L’aide au logement prend deux formes. La Cité universitaire internationale de Paris (boulevard Jourdan) a bien voulu réserver une partie de ses chambres aux élèves de Sciences Po sélectionnés par la procédure CEP qui en ont besoin, soit pour des raisons familiales, soit en raison de temps de transport extrêmement importants. Et plusieurs entreprises versent des bourses de logement.
Informer pour orienter
De la Courneuve à Shanghai L’information-orientation commence, dans les lycées partenaires, dès le début de la classe de seconde. Il faut rectifier l’image de l’institution, ou bien la réaction spontanée que provoque son nom. Non, Sciences Po n’est pas une école qui forme les hommes et les femmes politiques. En tout cas, pas seulement. Non, Sciences Po n’est pas le département de science politique de l’Université de Paris. Même si on peut y étudier la science politique. Oui, les cursus sont pluridisciplinaires, ce qui ne veut pas dire que l’on n’y apprend rien. Non, Sciences Po ne forme pas à un métier en particulier. Ce qui ne veut pas dire qu’il n’y a pas de débouchés professionnels.

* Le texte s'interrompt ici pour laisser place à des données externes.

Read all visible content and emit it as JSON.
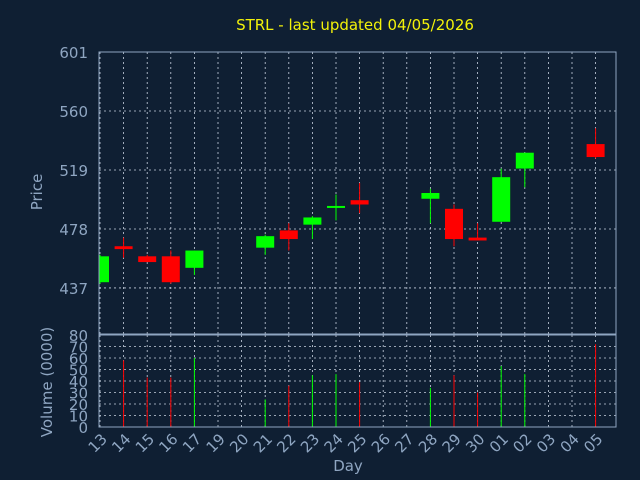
{
  "chart_data": [
    {
      "type": "candlestick",
      "title": "STRL - last updated 04/05/2026",
      "ylabel": "Price",
      "ylim": [
        405,
        601
      ],
      "yticks": [
        437,
        478,
        519,
        560,
        601
      ],
      "colors": {
        "up": "#00ff00",
        "down": "#ff0000"
      },
      "grid": true,
      "candles": [
        {
          "slot": 0,
          "open": 441,
          "close": 459,
          "high": 460,
          "low": 440
        },
        {
          "slot": 1,
          "open": 466,
          "close": 464,
          "high": 472,
          "low": 458
        },
        {
          "slot": 2,
          "open": 459,
          "close": 455,
          "high": 460,
          "low": 455
        },
        {
          "slot": 3,
          "open": 459,
          "close": 441,
          "high": 463,
          "low": 440
        },
        {
          "slot": 4,
          "open": 451,
          "close": 463,
          "high": 463,
          "low": 446
        },
        {
          "slot": 7,
          "open": 465,
          "close": 473,
          "high": 474,
          "low": 460
        },
        {
          "slot": 8,
          "open": 477,
          "close": 471,
          "high": 482,
          "low": 463
        },
        {
          "slot": 9,
          "open": 481,
          "close": 486,
          "high": 487,
          "low": 471
        },
        {
          "slot": 10,
          "open": 493,
          "close": 494,
          "high": 502,
          "low": 484
        },
        {
          "slot": 11,
          "open": 498,
          "close": 495,
          "high": 510,
          "low": 489
        },
        {
          "slot": 14,
          "open": 499,
          "close": 503,
          "high": 506,
          "low": 482
        },
        {
          "slot": 15,
          "open": 492,
          "close": 471,
          "high": 495,
          "low": 466
        },
        {
          "slot": 16,
          "open": 472,
          "close": 470,
          "high": 482,
          "low": 470
        },
        {
          "slot": 17,
          "open": 483,
          "close": 514,
          "high": 520,
          "low": 483
        },
        {
          "slot": 18,
          "open": 520,
          "close": 531,
          "high": 531,
          "low": 507
        },
        {
          "slot": 21,
          "open": 537,
          "close": 528,
          "high": 548,
          "low": 527
        }
      ]
    },
    {
      "type": "bar",
      "ylabel": "Volume (0000)",
      "xlabel": "Day",
      "ylim": [
        0,
        80
      ],
      "yticks": [
        0,
        10,
        20,
        30,
        40,
        50,
        60,
        70,
        80
      ],
      "categories": [
        "13",
        "14",
        "15",
        "16",
        "17",
        "19",
        "20",
        "21",
        "22",
        "23",
        "24",
        "25",
        "26",
        "27",
        "28",
        "29",
        "30",
        "01",
        "02",
        "03",
        "04",
        "05"
      ],
      "volumes": [
        {
          "slot": 1,
          "value": 58,
          "dir": "down"
        },
        {
          "slot": 2,
          "value": 43,
          "dir": "down"
        },
        {
          "slot": 3,
          "value": 43,
          "dir": "down"
        },
        {
          "slot": 4,
          "value": 60,
          "dir": "up"
        },
        {
          "slot": 7,
          "value": 24,
          "dir": "up"
        },
        {
          "slot": 8,
          "value": 36,
          "dir": "down"
        },
        {
          "slot": 9,
          "value": 45,
          "dir": "up"
        },
        {
          "slot": 10,
          "value": 46,
          "dir": "up"
        },
        {
          "slot": 11,
          "value": 39,
          "dir": "down"
        },
        {
          "slot": 14,
          "value": 34,
          "dir": "up"
        },
        {
          "slot": 15,
          "value": 45,
          "dir": "down"
        },
        {
          "slot": 16,
          "value": 30,
          "dir": "down"
        },
        {
          "slot": 17,
          "value": 53,
          "dir": "up"
        },
        {
          "slot": 18,
          "value": 46,
          "dir": "up"
        },
        {
          "slot": 21,
          "value": 72,
          "dir": "down"
        }
      ]
    }
  ]
}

Il faut dire, expliquer. Une fois, deux fois, trois fois… Venir à Sciences Po même, pour se familiariser avec Paris, avec Saint-Germain-des-Prés, avec la Rue Saint-Guillaume que n’ont fréquentée ni parents, ni frères ou sœurs, ni amis. Assister à des cours et découvrir qu’ils ne sont pas d’une exigence intellectuelle telle qu’on ne puisse espérer les comprendre et les suivre avec profit. Rencontrer des professeurs, des chercheurs, des élèves, des responsables de la direction. Et à chacune de ces occasions, comprendre la diversité de l’enseignement supérieur, découvrir ces disciplines que l’on ne connaît pas au lycée, ces filières que l’on apprend à déchiffrer, tous ces possibles qui sont accessibles, si l’on travaille, si l’on y croit, si l’on en veut. Sciences Po : pourquoi pas moi ? Mais aussi : pourquoi pas autre chose que Sciences Po ?

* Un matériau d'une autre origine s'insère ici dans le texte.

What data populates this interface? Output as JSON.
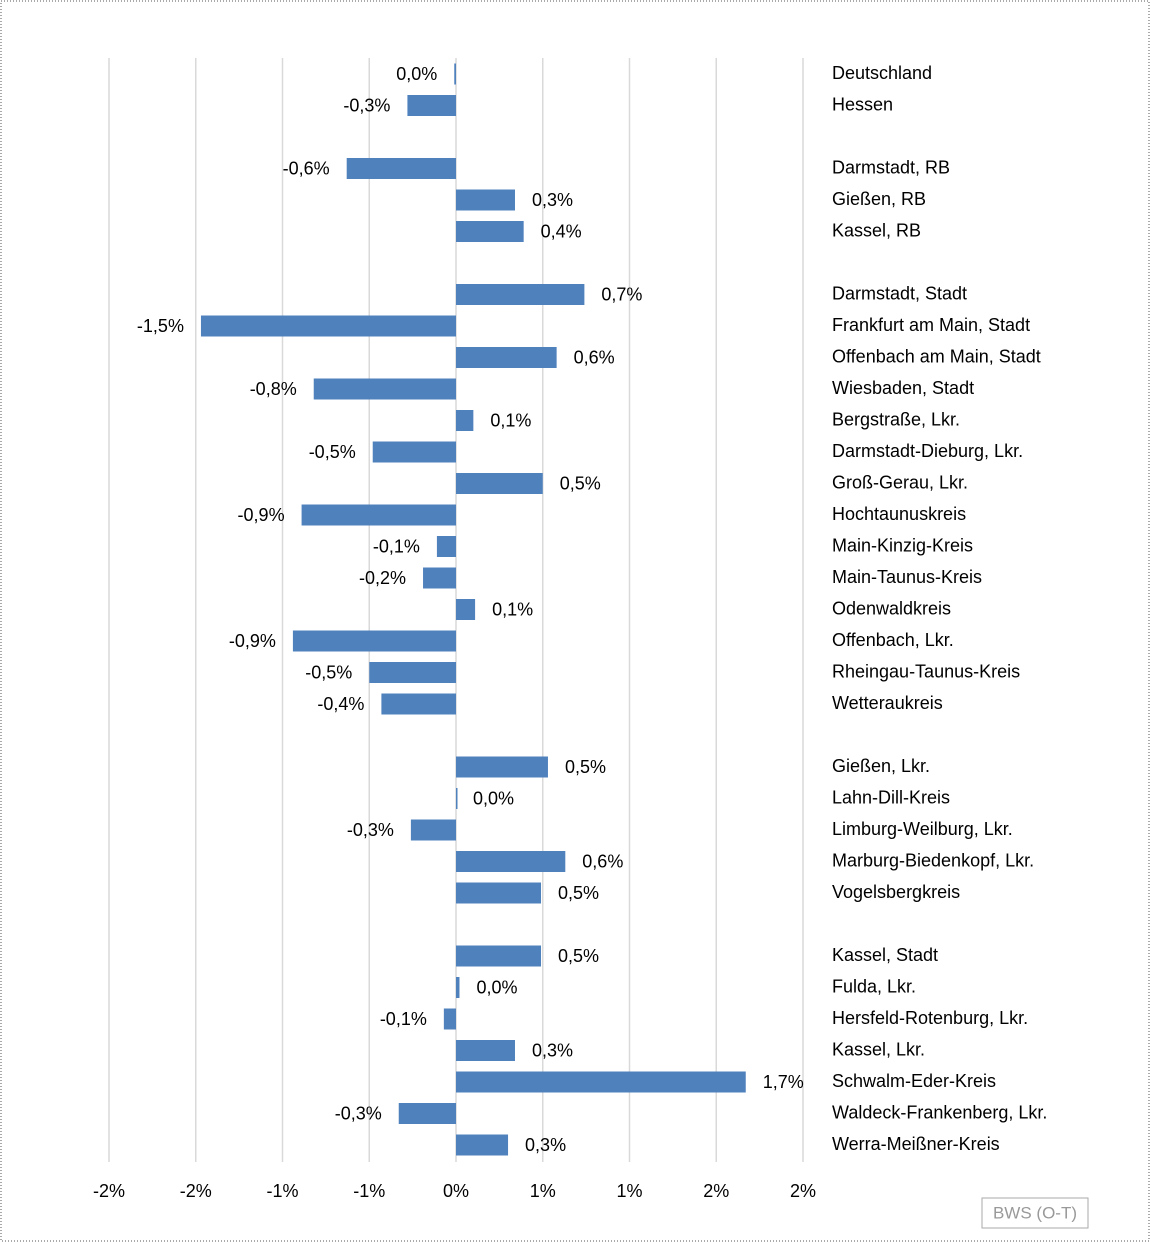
{
  "chart_data": {
    "type": "bar",
    "orientation": "horizontal",
    "color": "#4f81bd",
    "grid": true,
    "categories": [
      "Deutschland",
      "Hessen",
      null,
      "Darmstadt, RB",
      "Gießen, RB",
      "Kassel, RB",
      null,
      "Darmstadt, Stadt",
      "Frankfurt am Main, Stadt",
      "Offenbach am Main, Stadt",
      "Wiesbaden, Stadt",
      "Bergstraße, Lkr.",
      "Darmstadt-Dieburg, Lkr.",
      "Groß-Gerau, Lkr.",
      "Hochtaunuskreis",
      "Main-Kinzig-Kreis",
      "Main-Taunus-Kreis",
      "Odenwaldkreis",
      "Offenbach, Lkr.",
      "Rheingau-Taunus-Kreis",
      "Wetteraukreis",
      null,
      "Gießen, Lkr.",
      "Lahn-Dill-Kreis",
      "Limburg-Weilburg, Lkr.",
      "Marburg-Biedenkopf, Lkr.",
      "Vogelsbergkreis",
      null,
      "Kassel, Stadt",
      "Fulda, Lkr.",
      "Hersfeld-Rotenburg, Lkr.",
      "Kassel, Lkr.",
      "Schwalm-Eder-Kreis",
      "Waldeck-Frankenberg, Lkr.",
      "Werra-Meißner-Kreis"
    ],
    "values": [
      -0.01,
      -0.28,
      null,
      -0.63,
      0.34,
      0.39,
      null,
      0.74,
      -1.47,
      0.58,
      -0.82,
      0.1,
      -0.48,
      0.5,
      -0.89,
      -0.11,
      -0.19,
      0.11,
      -0.94,
      -0.5,
      -0.43,
      null,
      0.53,
      0,
      -0.26,
      0.63,
      0.49,
      null,
      0.49,
      0.02,
      -0.07,
      0.34,
      1.67,
      -0.33,
      0.3
    ],
    "value_labels": [
      "0,0%",
      "-0,3%",
      null,
      "-0,6%",
      "0,3%",
      "0,4%",
      null,
      "0,7%",
      "-1,5%",
      "0,6%",
      "-0,8%",
      "0,1%",
      "-0,5%",
      "0,5%",
      "-0,9%",
      "-0,1%",
      "-0,2%",
      "0,1%",
      "-0,9%",
      "-0,5%",
      "-0,4%",
      null,
      "0,5%",
      "0,0%",
      "-0,3%",
      "0,6%",
      "0,5%",
      null,
      "0,5%",
      "0,0%",
      "-0,1%",
      "0,3%",
      "1,7%",
      "-0,3%",
      "0,3%"
    ],
    "xlim": [
      -2,
      2
    ],
    "xticks": [
      {
        "value": -2,
        "label": "-2%"
      },
      {
        "value": -1.5,
        "label": "-2%"
      },
      {
        "value": -1,
        "label": "-1%"
      },
      {
        "value": -0.5,
        "label": "-1%"
      },
      {
        "value": 0,
        "label": "0%"
      },
      {
        "value": 0.5,
        "label": "1%"
      },
      {
        "value": 1,
        "label": "1%"
      },
      {
        "value": 1.5,
        "label": "2%"
      },
      {
        "value": 2,
        "label": "2%"
      }
    ],
    "source": "BWS (O-T)"
  }
}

Ne pas faire de l’assignation à résidence la prédétermination d’un destin scolaire
Il faut prouver que la résidence sur un territoire donné n’est pas nécessairement un enfermement. La démarche de Sciences Po a été de considérer comme une évidence que dans tous les lycées de France, il y a des élèves de grand talent, identifiés et soutenus par leurs enseignants, mais que ces élèves ont besoin d’encore quelques années d’enseignement supérieur pour développer complètement leur potentiel. Cette démarche a consisté à aller au-devant des lycées de l’éducation prioritaire parce que ce sont ceux qui reçoivent les populations lycéennes aux difficultés les plus nombreuses, les plus graves, les plus concentrées [1] . Or, s’il faut prouver que notre système éducatif peut être démocratique, c’est bien à cette partie-là des jeunes générations. En commençant par la « banlieue parisienne » bien sûr, les académies de Créteil et de Versailles. Mais aussi, et tout de suite, dans la Moselle désindustrialisée où le chômage se transmet parfois de père en fils : Creutzwald, Famek, Saint-Avold. Parce que le périphérique parisien et les autoroutes franciliennes ne sont pas les seules barrières à la mobilité physique, intellectuelle et sociale. On peut être né en Moselle et y avoir vécu toute la première partie de sa vie sans être jamais allé en Allemagne, et rarement à Metz. On peut vivre dans un bourg de la campagne viennoise, accomplir sa scolarité dans un petit collège rural et n’avoir pour perspective d’ouverture géographique que le lycée Édouard-Branly de Châtellerault. Au sein de l’archipel guadeloupéen, on peut « souffrir », du point de vue de l’espérance scolaire, de vivre à Marie-Galante ou à Pointe-Noire plutôt qu’à Pointe-à-Pitre ou à Baie-Mahault.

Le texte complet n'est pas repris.